14. In above background, the impugned order dated 11.03.2026, passed by the learned Trial Court, partially allowing the application under Section 311 of Cr.P.C., reads as under:
"1. Vide this order, I shall decide the application u/s 311 Cr.P.C filed on behalf of the prosecution to examine PW-1, CW-4 to CW-6.
2. Arguments on the same have been heard earlier. Arguments advanced by the Ld. APP
3. It was argued by the Ld. APP that PW-1 is the complainant of the present case and on account of her repeated non appearance she was dropped from the array of witnesses on 31.07.2025. Further, on the said day itself CW-4 to CW-6 were dropped as a report of the witness not found was received. It was argued that the dropping of PW-1 from the list of witnesses would have an effect that her evidence which has already been recorded at length on two occasions would not be read in evidence while she is the complainant of the
present case and she is the most crucial witness of the prosecution. It was argued that CW-4 to CW-6 are also the witnesses whose testimony is not of formal nature and they have been dropped on account of the report not found, thus, the said witnesses be also afforded an opportunity to appear and to depose as they are material witnesses.

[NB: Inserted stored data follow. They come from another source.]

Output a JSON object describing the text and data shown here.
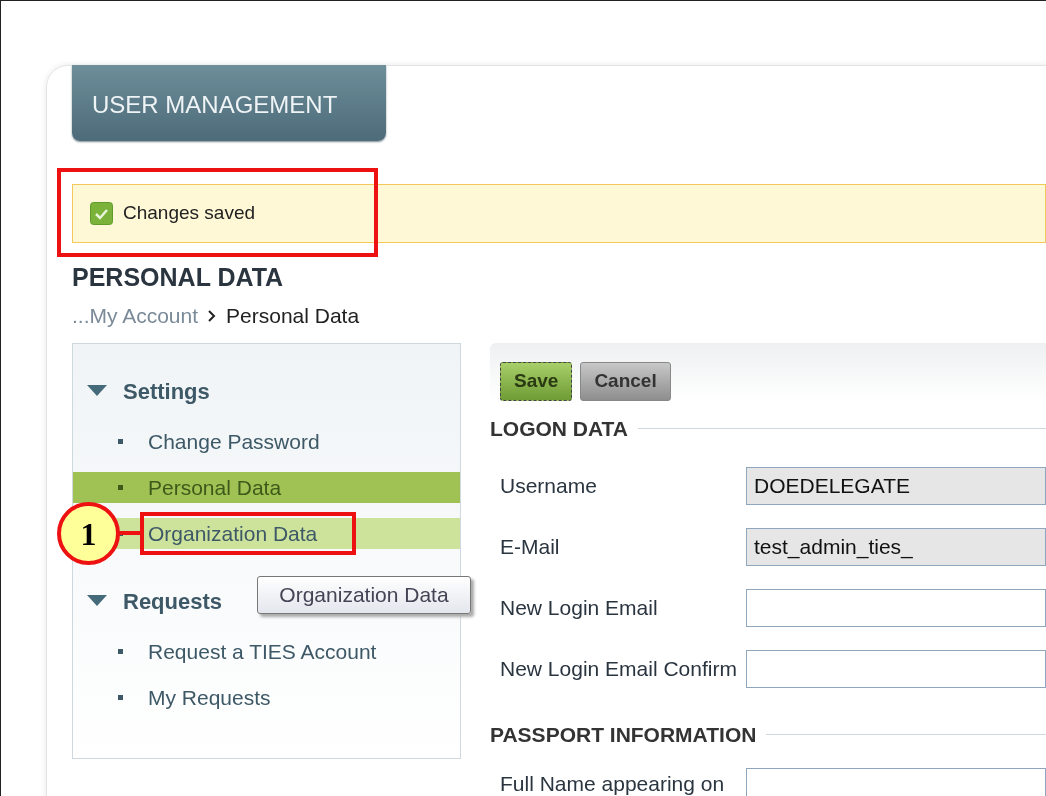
{
  "header_tab": {
    "label": "USER MANAGEMENT"
  },
  "notice": {
    "text": "Changes saved"
  },
  "page_title": "PERSONAL DATA",
  "breadcrumb": [
    {
      "label": "...My Account",
      "kind": "link"
    },
    {
      "label": "Personal Data",
      "kind": "current"
    }
  ],
  "sidebar": {
    "sections": [
      {
        "label": "Settings",
        "expanded": true,
        "items": [
          {
            "label": "Change Password",
            "selected": false,
            "hovered": false
          },
          {
            "label": "Personal Data",
            "selected": true,
            "hovered": false
          },
          {
            "label": "Organization Data",
            "selected": false,
            "hovered": true
          }
        ]
      },
      {
        "label": "Requests",
        "expanded": true,
        "items": [
          {
            "label": "Request a TIES Account",
            "selected": false,
            "hovered": false
          },
          {
            "label": "My Requests",
            "selected": false,
            "hovered": false
          }
        ]
      }
    ]
  },
  "tooltip": "Organization Data",
  "callout": {
    "number": "1"
  },
  "toolbar": [
    {
      "label": "Save",
      "kind": "primary"
    },
    {
      "label": "Cancel",
      "kind": "secondary"
    }
  ],
  "sections": [
    {
      "title": "LOGON DATA",
      "fields": [
        {
          "label": "Username",
          "value": "DOEDELEGATE",
          "disabled": true
        },
        {
          "label": "E-Mail",
          "value": "test_admin_ties_",
          "disabled": true
        },
        {
          "label": "New Login Email",
          "disabled": false
        },
        {
          "label": "New Login Email Confirm",
          "disabled": false
        }
      ]
    },
    {
      "title": "PASSPORT INFORMATION",
      "fields": [
        {
          "label": "Full Name appearing on",
          "disabled": false
        }
      ]
    }
  ]
}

Arguments advanced by the Ld. Defence Counsel
4. It was argued on behalf of the defence that on 12.04.2012 the complainant/PW-1 was examined in chief at length, subsequently on 24.03.2014 she was again examined in chief at length and the matter was adjourned for the cross examination. Thereafter, the complainant did not appear before the court concerned and she was dropped on 31.07.2025. Also, CW-4 to CW-6 were dropped on account of the report of not being found. It was argued that recalling of PW-1 would cause grave prejudice to the accused as her examination in chief has already been recorded at length on two occasions and her recall maybe permitted only for the purpose of cross examination as on 24.03.2014 when PW-l was examined in chief, the matter was adjourned for the cross examination of witness but she did not secure her appearance before the court and was ultimately dropped. Arguments advanced by the Complainant
5. It was argued on behalf of the complainant that she be allowed to depose and to conclude her testimony as she is the material witness of the prosecution. Further, it was argued that CW-4 to CW-6 are also material witnesses and their testimony is of importance, thus, they be also recalled for examination.
6. Arguments advanced have been considered. The record has been thoroughly perused.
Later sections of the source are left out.